Un nouveau type d’intelligence pour un nouveau leadership
Depuis quelques décennies, notre compréhension des formes d’intelligence a évolué :
Du QI (quotient intellectuel), longtemps valorisé dans les écoles,
Au QE (quotient émotionnel), mis en lumière par Daniel Goleman en 1996,
Puis au QS (quotient spirituel), introduit par Danah Zohar en 2000.
Alors que les ordinateurs possèdent une forme de QI, et les animaux une intelligence émotionnelle, seuls les humains développent une intelligence spirituelle. Elle ne se réduit pas à la religion ; elle touche à :
La conscience de soi,
L’idéalisme et les valeurs,
Le courage, la résilience, l’intuition,
L’écoute, la curiosité, la capacité à donner du sens.
Cette intelligence là est indispensable au leadership inspiré et inspirant.
Intégrer la spiritualité dans le leadership
Diriger, c’est planifier, organiser, gérer, évaluer. C’est aussi prendre des décisions souvent complexes, parfois solitaires. Chaque décision impacte les résultats, mais aussi la culture et l’équilibre humain de l’organisation.
C’est là que l’intelligence spirituelle devient centrale.
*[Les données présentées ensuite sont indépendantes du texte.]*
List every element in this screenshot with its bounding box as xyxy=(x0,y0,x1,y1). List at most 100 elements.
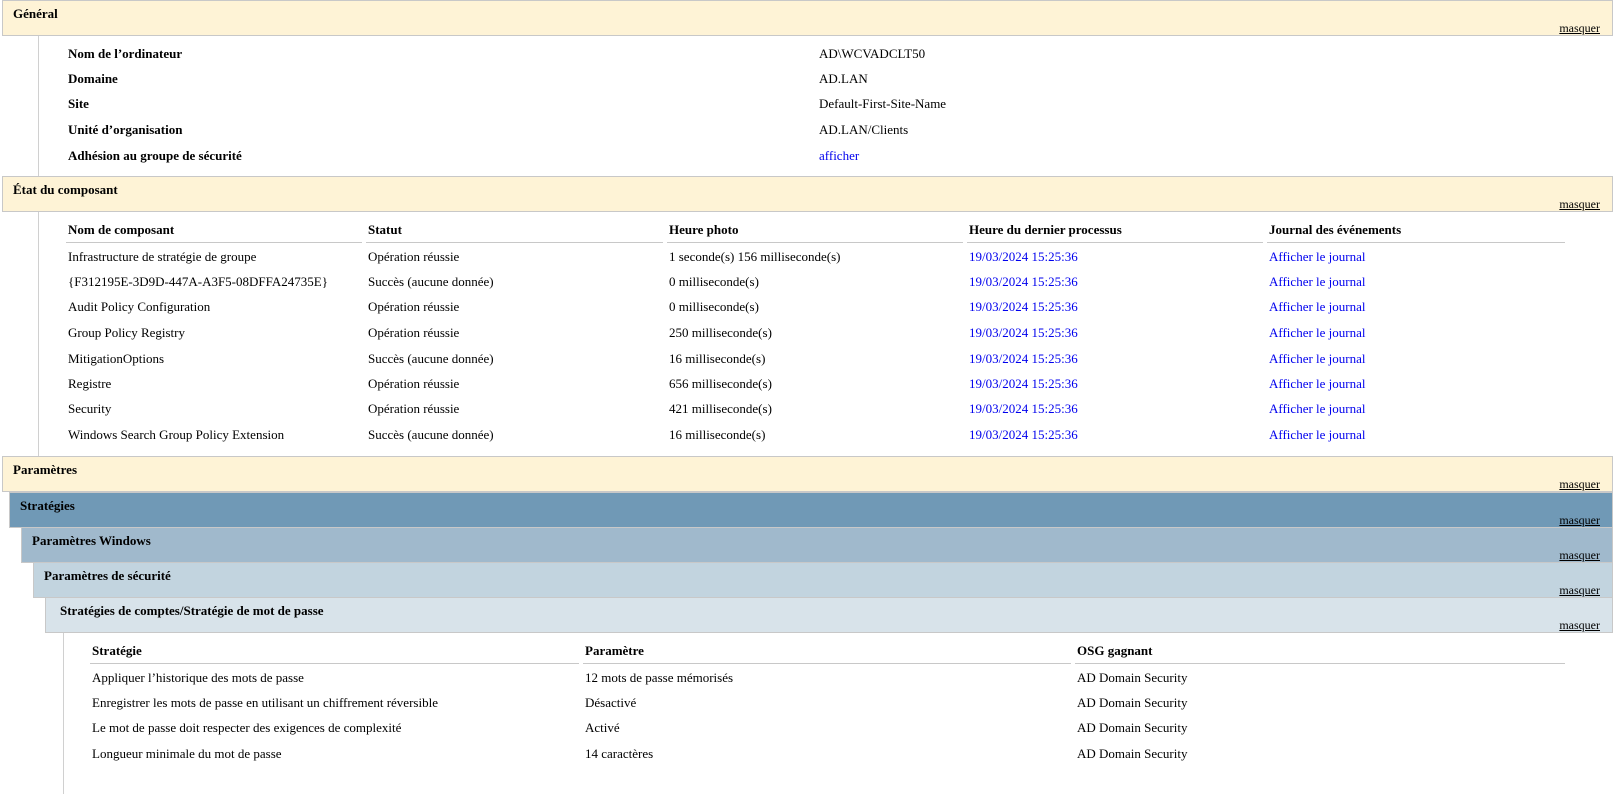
component-view-log-link[interactable]: Afficher le journal xyxy=(1269,351,1366,367)
component-name: Security xyxy=(68,401,112,416)
settings-header: Paramètres masquer xyxy=(2,456,1613,492)
component-view-log-link[interactable]: Afficher le journal xyxy=(1269,299,1366,315)
col-header-winning-gpo: OSG gagnant xyxy=(1077,643,1153,658)
component-status: Succès (aucune donnée) xyxy=(368,351,494,366)
component-last-process-link[interactable]: 19/03/2024 15:25:36 xyxy=(969,376,1078,392)
component-name: Windows Search Group Policy Extension xyxy=(68,427,285,442)
policy-name: Enregistrer les mots de passe en utilisa… xyxy=(92,695,438,710)
policies-title: Stratégies xyxy=(20,498,75,513)
header-divider xyxy=(967,242,1263,243)
general-label-site: Site xyxy=(68,96,89,111)
components-header: État du composant masquer xyxy=(2,176,1613,212)
component-status: Opération réussie xyxy=(368,376,460,391)
component-status: Succès (aucune donnée) xyxy=(368,427,494,442)
component-name: Group Policy Registry xyxy=(68,325,185,340)
settings-title: Paramètres xyxy=(13,462,78,477)
components-title: État du composant xyxy=(13,182,118,197)
policies-hide-link[interactable]: masquer xyxy=(1559,513,1600,528)
component-view-log-link[interactable]: Afficher le journal xyxy=(1269,401,1366,417)
general-value-domain: AD.LAN xyxy=(819,71,868,86)
component-view-log-link[interactable]: Afficher le journal xyxy=(1269,325,1366,341)
header-divider xyxy=(1075,663,1565,664)
component-status: Opération réussie xyxy=(368,249,460,264)
policy-winning-gpo: AD Domain Security xyxy=(1077,720,1188,735)
policy-name: Le mot de passe doit respecter des exige… xyxy=(92,720,402,735)
component-photo-time: 16 milliseconde(s) xyxy=(669,351,766,366)
component-name: {F312195E-3D9D-447A-A3F5-08DFFA24735E} xyxy=(68,274,328,289)
component-status: Opération réussie xyxy=(368,325,460,340)
component-photo-time: 656 milliseconde(s) xyxy=(669,376,772,391)
security-settings-hide-link[interactable]: masquer xyxy=(1559,583,1600,598)
component-view-log-link[interactable]: Afficher le journal xyxy=(1269,376,1366,392)
component-view-log-link[interactable]: Afficher le journal xyxy=(1269,274,1366,290)
policy-winning-gpo: AD Domain Security xyxy=(1077,670,1188,685)
general-label-domain: Domaine xyxy=(68,71,118,86)
windows-settings-header: Paramètres Windows masquer xyxy=(21,527,1613,563)
component-status: Opération réussie xyxy=(368,299,460,314)
col-header-event-log: Journal des événements xyxy=(1269,222,1402,237)
header-divider xyxy=(66,242,362,243)
component-last-process-link[interactable]: 19/03/2024 15:25:36 xyxy=(969,351,1078,367)
component-name: Infrastructure de stratégie de groupe xyxy=(68,249,257,264)
show-groups-link[interactable]: afficher xyxy=(819,148,859,164)
component-photo-time: 421 milliseconde(s) xyxy=(669,401,772,416)
policy-setting: Désactivé xyxy=(585,695,637,710)
password-policy-hide-link[interactable]: masquer xyxy=(1559,618,1600,633)
windows-settings-hide-link[interactable]: masquer xyxy=(1559,548,1600,563)
windows-settings-title: Paramètres Windows xyxy=(32,533,151,548)
header-divider xyxy=(90,663,579,664)
policies-header: Stratégies masquer xyxy=(9,492,1613,528)
component-photo-time: 0 milliseconde(s) xyxy=(669,274,759,289)
settings-hide-link[interactable]: masquer xyxy=(1559,477,1600,492)
policy-winning-gpo: AD Domain Security xyxy=(1077,746,1188,761)
component-last-process-link[interactable]: 19/03/2024 15:25:36 xyxy=(969,401,1078,417)
policy-setting: 12 mots de passe mémorisés xyxy=(585,670,734,685)
component-last-process-link[interactable]: 19/03/2024 15:25:36 xyxy=(969,249,1078,265)
policy-setting: 14 caractères xyxy=(585,746,654,761)
component-last-process-link[interactable]: 19/03/2024 15:25:36 xyxy=(969,325,1078,341)
password-policy-header: Stratégies de comptes/Stratégie de mot d… xyxy=(45,597,1613,633)
col-header-component: Nom de composant xyxy=(68,222,175,237)
general-body xyxy=(38,36,40,176)
component-photo-time: 1 seconde(s) 156 milliseconde(s) xyxy=(669,249,841,264)
col-header-photo: Heure photo xyxy=(669,222,739,237)
general-label-computer: Nom de l’ordinateur xyxy=(68,46,183,61)
component-photo-time: 16 milliseconde(s) xyxy=(669,427,766,442)
general-value-ou: AD.LAN/Clients xyxy=(819,122,909,137)
component-status: Succès (aucune donnée) xyxy=(368,274,494,289)
policy-setting: Activé xyxy=(585,720,620,735)
password-policy-body xyxy=(63,633,65,794)
component-name: Audit Policy Configuration xyxy=(68,299,211,314)
component-name: Registre xyxy=(68,376,112,391)
component-view-log-link[interactable]: Afficher le journal xyxy=(1269,249,1366,265)
security-settings-title: Paramètres de sécurité xyxy=(44,568,171,583)
policy-name: Longueur minimale du mot de passe xyxy=(92,746,282,761)
security-settings-header: Paramètres de sécurité masquer xyxy=(33,562,1613,598)
component-view-log-link[interactable]: Afficher le journal xyxy=(1269,427,1366,443)
component-photo-time: 0 milliseconde(s) xyxy=(669,299,759,314)
component-photo-time: 250 milliseconde(s) xyxy=(669,325,772,340)
general-label-ou: Unité d’organisation xyxy=(68,122,183,137)
header-divider xyxy=(366,242,663,243)
component-last-process-link[interactable]: 19/03/2024 15:25:36 xyxy=(969,274,1078,290)
components-body xyxy=(38,212,40,456)
col-header-setting: Paramètre xyxy=(585,643,644,658)
general-title: Général xyxy=(13,6,58,21)
component-status: Opération réussie xyxy=(368,401,460,416)
component-last-process-link[interactable]: 19/03/2024 15:25:36 xyxy=(969,427,1078,443)
general-value-site: Default-First-Site-Name xyxy=(819,96,947,111)
general-hide-link[interactable]: masquer xyxy=(1559,21,1600,36)
policy-name: Appliquer l’historique des mots de passe xyxy=(92,670,304,685)
component-name: MitigationOptions xyxy=(68,351,165,366)
col-header-status: Statut xyxy=(368,222,402,237)
general-header: Général masquer xyxy=(2,0,1613,36)
header-divider xyxy=(583,663,1071,664)
col-header-policy: Stratégie xyxy=(92,643,142,658)
header-divider xyxy=(1267,242,1565,243)
header-divider xyxy=(667,242,963,243)
general-value-computer: AD\WCVADCLT50 xyxy=(819,46,926,61)
password-policy-title: Stratégies de comptes/Stratégie de mot d… xyxy=(60,603,324,618)
component-last-process-link[interactable]: 19/03/2024 15:25:36 xyxy=(969,299,1078,315)
components-hide-link[interactable]: masquer xyxy=(1559,197,1600,212)
col-header-last-process: Heure du dernier processus xyxy=(969,222,1122,237)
Elle permet non seulement de discerner la bonne décision, mais surtout d’aligner la décision avec les valeurs de l’organisation, et d’en faciliter l’adhésion.
Un leader inspiré ne se contente pas d’agir selon des indicateurs : il écoute, il ressent, il ose. Il laisse parler son intuition, affine sa perception de ce qui est juste — pour lui, pour les autres, pour l’ensemble. Il transcende ses peurs et ses blessures et Il agit en co-intelligence avec son environnement.
L’intelligence spirituelle comme catalyseur d’engagement
Le vrai pouvoir d’un leader ne repose pas sur la coercition, mais sur sa capacité à faire émerger le sens. Dans l’entreprise, le coût d’une non-adhésion est toujours élevé. Car chaque collaborateur a un besoin fondamental : celui de se sentir relié à quelque chose qui le dépasse, qui l’élève, qui l’inspire.
C’est ce que Maslow appelait le besoin d’appartenance, repris ensuite par Baumeister et Leary comme un fondement psychologique universel. Ce besoin ne peut être comblé que si la décision du leader résonne avec la conscience spirituelle des individus.
Un leadership fondé sur l’intelligence spirituelle ne cherche pas l’obéissance, mais l’adhésion. Il ne vise pas le court terme, mais l’excellence organisationnelle durable.
Un modèle de leadership pour demain
Des auteurs comme Otto Scharmer (Theory U) ou Joseph Jaworski (Source) ont décrit ce processus intérieur, cette capacité à écouter, à ressentir, à co-créer. Mais ce chemin n’est pas réservé à quelques élus. Chaque leader peut cultiver cette posture. À condition de :
Créer un cadre de confiance,
Favoriser la créativité et la reliance,
Laisser la peur du contrôle céder la place à la puissance de l’éveil.
Conclusion : Oser un leadership incarné
L’intelligence spirituelle n’est pas une option douce ou accessoire : elle est la colonne vertébrale d’un leadership incarné, aligné, transformateur.
Elle donne au manager la capacité :
d’écouter vraiment,
de décider en conscience,
de créer un environnement propice à l’engagement et à l’innovation.
Et surtout, elle donne au collectif l’élan de se dépasser — ensemble.